J’ai eu l’opportunité de mettre des images parce que c’est la caractéristique de la collection « Traits et portraits » dans laquelle ce livre est publié. J’ai essayé de choisir des images pour les faire dialoguer à distance avec ce que je racontais. Les images complètent l’interrogation de la figure du père homosexuel dans le texte en la doublant d’une question : « Après qui je prends la parole ? ». Ce n’est pas un hasard si j’ai choisi de prendre la parole après des artistes que j’ai découvert durant ma jeunesse et que, une fois arrivé à Paris, je n’ai pu rencontrer parce qu’ils étaient tous mort du SIDA. Je ressens encore aujourd’hui leur absence. Je me sens en manque des œuvres qu’ils auraient pu produire aujourd’hui. Le recours à leurs portraits me donnait l’impression de donner une sorte de hors-champs au livre. Ils sont disparus mais sont très présents dans mon travail et ma réflexion.

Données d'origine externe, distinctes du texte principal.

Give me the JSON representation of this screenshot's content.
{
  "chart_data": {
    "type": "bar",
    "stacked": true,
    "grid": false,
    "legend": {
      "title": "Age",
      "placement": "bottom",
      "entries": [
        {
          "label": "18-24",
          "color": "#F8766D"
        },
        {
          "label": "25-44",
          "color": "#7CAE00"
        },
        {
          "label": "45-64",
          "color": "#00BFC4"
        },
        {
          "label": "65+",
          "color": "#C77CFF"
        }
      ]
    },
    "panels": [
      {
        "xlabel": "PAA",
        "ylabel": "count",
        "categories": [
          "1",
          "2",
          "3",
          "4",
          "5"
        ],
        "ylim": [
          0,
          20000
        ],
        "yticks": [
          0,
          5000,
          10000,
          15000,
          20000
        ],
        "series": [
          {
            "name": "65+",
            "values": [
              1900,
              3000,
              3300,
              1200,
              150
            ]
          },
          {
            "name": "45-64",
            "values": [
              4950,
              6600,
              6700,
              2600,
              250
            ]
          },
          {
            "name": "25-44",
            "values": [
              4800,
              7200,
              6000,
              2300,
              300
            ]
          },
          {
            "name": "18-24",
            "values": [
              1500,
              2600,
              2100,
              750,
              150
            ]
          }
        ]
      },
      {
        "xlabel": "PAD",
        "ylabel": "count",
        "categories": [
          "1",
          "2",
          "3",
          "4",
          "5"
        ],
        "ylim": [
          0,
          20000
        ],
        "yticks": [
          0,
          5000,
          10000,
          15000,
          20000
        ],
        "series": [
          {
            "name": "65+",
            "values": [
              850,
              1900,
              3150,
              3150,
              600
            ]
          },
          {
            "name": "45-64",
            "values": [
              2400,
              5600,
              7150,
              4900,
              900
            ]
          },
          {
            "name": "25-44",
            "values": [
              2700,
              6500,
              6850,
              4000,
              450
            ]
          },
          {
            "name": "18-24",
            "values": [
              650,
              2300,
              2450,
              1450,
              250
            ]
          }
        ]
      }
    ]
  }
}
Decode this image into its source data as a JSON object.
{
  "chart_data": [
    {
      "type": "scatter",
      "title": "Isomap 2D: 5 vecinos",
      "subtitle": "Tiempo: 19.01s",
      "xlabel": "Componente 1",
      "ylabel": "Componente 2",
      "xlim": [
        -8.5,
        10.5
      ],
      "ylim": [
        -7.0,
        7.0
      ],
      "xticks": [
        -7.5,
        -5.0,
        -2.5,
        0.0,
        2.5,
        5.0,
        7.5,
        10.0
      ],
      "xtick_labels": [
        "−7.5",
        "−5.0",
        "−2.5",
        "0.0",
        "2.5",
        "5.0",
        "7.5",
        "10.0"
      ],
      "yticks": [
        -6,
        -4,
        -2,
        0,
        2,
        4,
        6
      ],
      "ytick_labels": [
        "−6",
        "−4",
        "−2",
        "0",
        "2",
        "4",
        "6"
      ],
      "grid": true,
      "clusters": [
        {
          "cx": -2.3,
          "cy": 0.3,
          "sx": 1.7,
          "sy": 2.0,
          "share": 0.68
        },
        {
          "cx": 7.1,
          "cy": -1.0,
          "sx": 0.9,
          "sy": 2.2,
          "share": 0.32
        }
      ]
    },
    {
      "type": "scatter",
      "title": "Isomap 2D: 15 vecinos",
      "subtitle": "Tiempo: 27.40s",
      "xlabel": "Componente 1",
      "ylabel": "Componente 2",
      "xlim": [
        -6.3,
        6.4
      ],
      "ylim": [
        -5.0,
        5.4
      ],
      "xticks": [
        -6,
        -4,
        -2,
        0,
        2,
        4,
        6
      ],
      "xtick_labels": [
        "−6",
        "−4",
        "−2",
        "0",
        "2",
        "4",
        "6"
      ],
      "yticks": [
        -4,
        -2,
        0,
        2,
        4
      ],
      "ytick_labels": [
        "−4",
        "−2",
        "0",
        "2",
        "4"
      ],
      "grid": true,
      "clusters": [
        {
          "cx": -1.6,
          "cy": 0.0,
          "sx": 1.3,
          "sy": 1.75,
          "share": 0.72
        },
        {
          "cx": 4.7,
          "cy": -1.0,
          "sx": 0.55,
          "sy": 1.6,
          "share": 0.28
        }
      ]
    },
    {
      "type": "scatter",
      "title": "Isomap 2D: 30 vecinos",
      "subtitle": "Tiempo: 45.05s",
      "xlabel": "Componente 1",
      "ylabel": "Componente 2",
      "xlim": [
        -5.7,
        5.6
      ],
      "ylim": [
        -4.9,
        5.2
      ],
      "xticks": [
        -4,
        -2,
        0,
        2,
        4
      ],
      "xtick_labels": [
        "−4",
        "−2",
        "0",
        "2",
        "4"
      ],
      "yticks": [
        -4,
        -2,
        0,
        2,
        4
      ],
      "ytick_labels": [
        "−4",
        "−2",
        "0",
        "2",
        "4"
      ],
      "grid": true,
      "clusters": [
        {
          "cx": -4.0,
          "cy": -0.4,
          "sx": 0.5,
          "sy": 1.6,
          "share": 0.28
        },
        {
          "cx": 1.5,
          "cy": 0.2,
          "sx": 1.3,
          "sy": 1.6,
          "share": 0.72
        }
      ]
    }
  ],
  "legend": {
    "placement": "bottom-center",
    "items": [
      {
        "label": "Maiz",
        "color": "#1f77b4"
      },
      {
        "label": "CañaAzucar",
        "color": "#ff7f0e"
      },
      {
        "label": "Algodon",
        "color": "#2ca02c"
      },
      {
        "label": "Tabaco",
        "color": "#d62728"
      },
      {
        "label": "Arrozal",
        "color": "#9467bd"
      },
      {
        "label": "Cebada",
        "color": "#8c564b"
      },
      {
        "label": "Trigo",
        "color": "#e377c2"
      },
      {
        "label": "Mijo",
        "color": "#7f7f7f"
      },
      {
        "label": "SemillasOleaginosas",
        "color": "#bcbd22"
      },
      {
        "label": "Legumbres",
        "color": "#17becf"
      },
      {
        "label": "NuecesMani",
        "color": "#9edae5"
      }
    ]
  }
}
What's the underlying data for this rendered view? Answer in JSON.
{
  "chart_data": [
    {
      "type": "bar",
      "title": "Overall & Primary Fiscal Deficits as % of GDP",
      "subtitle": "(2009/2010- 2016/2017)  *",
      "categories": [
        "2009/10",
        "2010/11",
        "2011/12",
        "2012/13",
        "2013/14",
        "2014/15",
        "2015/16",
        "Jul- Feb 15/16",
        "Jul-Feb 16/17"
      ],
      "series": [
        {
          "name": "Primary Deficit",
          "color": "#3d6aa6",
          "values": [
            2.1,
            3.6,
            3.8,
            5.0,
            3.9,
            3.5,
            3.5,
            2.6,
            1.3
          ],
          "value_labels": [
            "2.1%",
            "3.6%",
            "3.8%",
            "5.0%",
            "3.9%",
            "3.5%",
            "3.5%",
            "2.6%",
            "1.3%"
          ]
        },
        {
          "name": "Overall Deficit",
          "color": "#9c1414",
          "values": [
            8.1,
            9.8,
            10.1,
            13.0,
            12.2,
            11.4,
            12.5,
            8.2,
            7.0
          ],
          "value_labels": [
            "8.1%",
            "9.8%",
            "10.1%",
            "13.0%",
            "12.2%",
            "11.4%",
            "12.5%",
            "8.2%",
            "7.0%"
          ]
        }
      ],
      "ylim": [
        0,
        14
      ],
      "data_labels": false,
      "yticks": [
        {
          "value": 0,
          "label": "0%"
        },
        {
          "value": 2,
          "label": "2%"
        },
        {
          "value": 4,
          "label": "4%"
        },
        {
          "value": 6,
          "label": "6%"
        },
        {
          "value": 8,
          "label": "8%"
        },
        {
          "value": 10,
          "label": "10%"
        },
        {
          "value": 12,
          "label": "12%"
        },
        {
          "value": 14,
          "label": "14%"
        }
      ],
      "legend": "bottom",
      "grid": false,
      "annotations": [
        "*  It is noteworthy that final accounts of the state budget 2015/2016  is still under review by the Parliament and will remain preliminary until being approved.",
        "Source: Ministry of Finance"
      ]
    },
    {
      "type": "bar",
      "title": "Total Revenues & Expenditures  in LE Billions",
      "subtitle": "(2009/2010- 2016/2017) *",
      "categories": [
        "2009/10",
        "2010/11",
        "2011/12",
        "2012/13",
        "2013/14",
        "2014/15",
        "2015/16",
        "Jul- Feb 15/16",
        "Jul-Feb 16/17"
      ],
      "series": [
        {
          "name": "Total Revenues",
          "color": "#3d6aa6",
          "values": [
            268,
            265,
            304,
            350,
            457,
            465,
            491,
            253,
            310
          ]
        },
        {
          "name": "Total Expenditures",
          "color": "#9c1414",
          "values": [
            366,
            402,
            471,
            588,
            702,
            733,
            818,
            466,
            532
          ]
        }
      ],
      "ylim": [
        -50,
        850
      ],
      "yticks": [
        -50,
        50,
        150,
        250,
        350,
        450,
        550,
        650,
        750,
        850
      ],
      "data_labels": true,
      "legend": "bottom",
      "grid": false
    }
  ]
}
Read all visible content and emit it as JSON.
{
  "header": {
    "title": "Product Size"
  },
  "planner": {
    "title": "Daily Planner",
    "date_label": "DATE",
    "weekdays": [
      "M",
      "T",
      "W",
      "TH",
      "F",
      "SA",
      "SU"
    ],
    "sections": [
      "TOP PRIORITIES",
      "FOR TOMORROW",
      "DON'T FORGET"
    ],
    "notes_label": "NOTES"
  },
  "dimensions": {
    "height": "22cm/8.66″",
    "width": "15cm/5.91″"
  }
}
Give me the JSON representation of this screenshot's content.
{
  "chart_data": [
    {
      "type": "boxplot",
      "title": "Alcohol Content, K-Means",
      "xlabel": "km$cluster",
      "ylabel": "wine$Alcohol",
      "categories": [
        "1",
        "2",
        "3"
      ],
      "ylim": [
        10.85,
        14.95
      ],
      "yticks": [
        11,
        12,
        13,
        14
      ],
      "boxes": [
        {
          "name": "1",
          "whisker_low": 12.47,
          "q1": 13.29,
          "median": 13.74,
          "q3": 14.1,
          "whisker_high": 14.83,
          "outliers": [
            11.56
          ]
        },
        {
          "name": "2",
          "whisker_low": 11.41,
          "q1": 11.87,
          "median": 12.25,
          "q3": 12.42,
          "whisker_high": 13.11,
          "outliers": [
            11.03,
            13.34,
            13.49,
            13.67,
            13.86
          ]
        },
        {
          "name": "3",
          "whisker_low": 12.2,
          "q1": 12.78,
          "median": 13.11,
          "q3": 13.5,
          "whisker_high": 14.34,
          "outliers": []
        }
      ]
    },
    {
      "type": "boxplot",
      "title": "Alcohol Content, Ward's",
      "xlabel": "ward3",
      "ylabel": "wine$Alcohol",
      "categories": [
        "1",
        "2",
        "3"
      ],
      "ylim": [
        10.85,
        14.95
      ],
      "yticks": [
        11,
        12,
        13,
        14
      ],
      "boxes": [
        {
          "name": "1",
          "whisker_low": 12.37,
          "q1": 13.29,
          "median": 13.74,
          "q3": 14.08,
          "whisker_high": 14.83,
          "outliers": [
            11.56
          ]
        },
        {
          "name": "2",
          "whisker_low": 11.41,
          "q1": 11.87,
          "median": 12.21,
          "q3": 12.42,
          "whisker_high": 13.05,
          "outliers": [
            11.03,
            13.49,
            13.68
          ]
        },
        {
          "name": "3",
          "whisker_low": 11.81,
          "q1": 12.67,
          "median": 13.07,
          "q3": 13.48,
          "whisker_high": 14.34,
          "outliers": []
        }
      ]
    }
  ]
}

Dans ce livre, vous évoquez aussi la préparation de votre nouveau film, Plaire…, qui est également marqué par un geste autobiographique tout en étant fictionnel. Ce livre est-il aussi une manière de doubler le film d’un récit plus directement autobiographique, en utilisant un autre médium ?
Pour moi, tous mes projets sont liés les uns aux autres. Ces deux projets, le livre et le film, sont très liés. Ce sont deux manières d’interroger l’homosexualité et le rapport au SIDA. J’ai écrit le film en parallèle de la fin de l’écriture de ce roman et j’alternais l’écriture de l’un et l’autre, ils se sont énormément nourris. Il y a même des phrases qui traversent le film qui sont aussi présentes dans le livre. Je les conçois vraiment comme membres d’un diptyque, et même d’un triptyque puisque je prépare également une pièce de théâtre autour de ces figures d’artistes dont les photos illustrent ce roman.
Dans les années 90, lorsque les artistes de ma génération avaient vingt ans, il semblait difficile de reprendre directement la parole sur ces thèmes, en tant que témoin, après des artistes comme Hervé Guibert, Bernard-Marie Koltès, Derek Jarman ou Jacques Demy qui ont été plus que des témoins mais des victimes et qui ont produit des œuvres marquées par la détresse liée au SIDA. Ce n’est surement pas un hasard si on est plusieurs artistes homosexuels à reprendre la parole aujourd’hui sur ces sujets plutôt qu’il y a dix ans, où l’on pouvait encore avoir une parole joyeuse et libérée sur les différentes formes de sexualité. Quand j’ai fait Les Chansons d’amour, qui est un film d’après la mort, les personnages essayaient d’être dans un printemps qui chante. Avec Plaire…, j’assume davantage la gravité qui est plus directe, ça ne chante plus !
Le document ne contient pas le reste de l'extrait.